WHO chief raises ‘serious concerns’ over TPP impact on vital drug prices

© Claudia Daut
The head of the World Health Organization has voiced concern over the impact the newly formed 12-nation Trans Pacific Partnership will have on vital drug prices, as it could limit the availability of cheaper generic medicines in favour of patent holders.

“I have been hearing some serious concerns that the Trans Pacific Partnership [TPP], the biggest trade agreement ever, may adversely affect the market for generics and biosimilars and increase the cost of medicines,” Margaret Chan, the head of the World Health Organization, said in Geneva.

Part of the problem with the potential price hikes stems from “intellectual property rights and the patent system,” she explained. With soaring prices on patent-protected drugs, people in poorer nations can only rely on the makers of generic versions.

“If these agreements open trade, yet close the door to affordable medicines, we have to ask the question: Is this really progress at all?” Chan wondered.

While acknowledging that medical breakthroughs comes at an “astronomical cost,” Chan pointed out that medicine for Hepatitis C, which affects the liver, is becoming unaffordable for the poor with newer drugs costing up to $1,000 a pill.

“High prices block access. Hepatitis C affects 150 million people, mostly in poor countries. Unless we get prices down, people will be left behind.”

Chan added: “Let me ask you. What is a fair profit for a pharmaceutical company?

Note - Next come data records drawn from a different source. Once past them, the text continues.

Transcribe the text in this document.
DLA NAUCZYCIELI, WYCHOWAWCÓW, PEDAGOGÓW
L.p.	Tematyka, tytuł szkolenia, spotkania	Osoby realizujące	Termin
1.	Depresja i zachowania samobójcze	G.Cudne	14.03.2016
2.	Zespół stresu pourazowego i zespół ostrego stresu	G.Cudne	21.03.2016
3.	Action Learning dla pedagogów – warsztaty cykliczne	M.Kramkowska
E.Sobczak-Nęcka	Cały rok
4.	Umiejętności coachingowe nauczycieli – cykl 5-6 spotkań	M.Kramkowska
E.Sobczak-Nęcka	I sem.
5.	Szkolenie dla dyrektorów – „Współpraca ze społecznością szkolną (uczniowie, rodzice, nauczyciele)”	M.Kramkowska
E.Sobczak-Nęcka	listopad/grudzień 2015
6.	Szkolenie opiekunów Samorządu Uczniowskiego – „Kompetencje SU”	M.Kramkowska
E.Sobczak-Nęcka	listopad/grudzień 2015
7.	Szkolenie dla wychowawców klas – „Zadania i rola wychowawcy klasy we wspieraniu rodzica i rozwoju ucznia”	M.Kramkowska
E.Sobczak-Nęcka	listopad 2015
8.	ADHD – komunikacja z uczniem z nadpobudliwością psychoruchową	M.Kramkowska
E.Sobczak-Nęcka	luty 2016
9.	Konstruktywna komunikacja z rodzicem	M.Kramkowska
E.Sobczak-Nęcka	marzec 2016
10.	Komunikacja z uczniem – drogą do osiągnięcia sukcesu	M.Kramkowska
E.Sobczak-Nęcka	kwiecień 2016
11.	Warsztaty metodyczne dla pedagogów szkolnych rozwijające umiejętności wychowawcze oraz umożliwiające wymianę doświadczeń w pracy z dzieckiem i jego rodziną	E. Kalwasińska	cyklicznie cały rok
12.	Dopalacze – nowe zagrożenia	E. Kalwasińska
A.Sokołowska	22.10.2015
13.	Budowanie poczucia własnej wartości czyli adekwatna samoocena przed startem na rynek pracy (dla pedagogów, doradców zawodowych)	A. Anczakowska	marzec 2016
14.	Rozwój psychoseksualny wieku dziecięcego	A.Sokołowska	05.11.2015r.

To what extent does the market exclusivity conferred by patent protection actually stimulate innovation?”

The brainchild of the United States, the TPP agreement covering 12 countries in the Pacific Rim, was signed on October 5, following seven years of negotiations.

Opponents of trade pact have long argued it will give big pharmaceutical companies new rights and powers to increase medicine prices and limit access to cheaper generic alternatives. The price, they argue would rise for vital medicine, as pharma giants will squeeze out smaller market players through a monopoly on drug patents. The TPP’s new rules, opponents also say, would undermine government efforts to contain rising medicine prices in developed countries.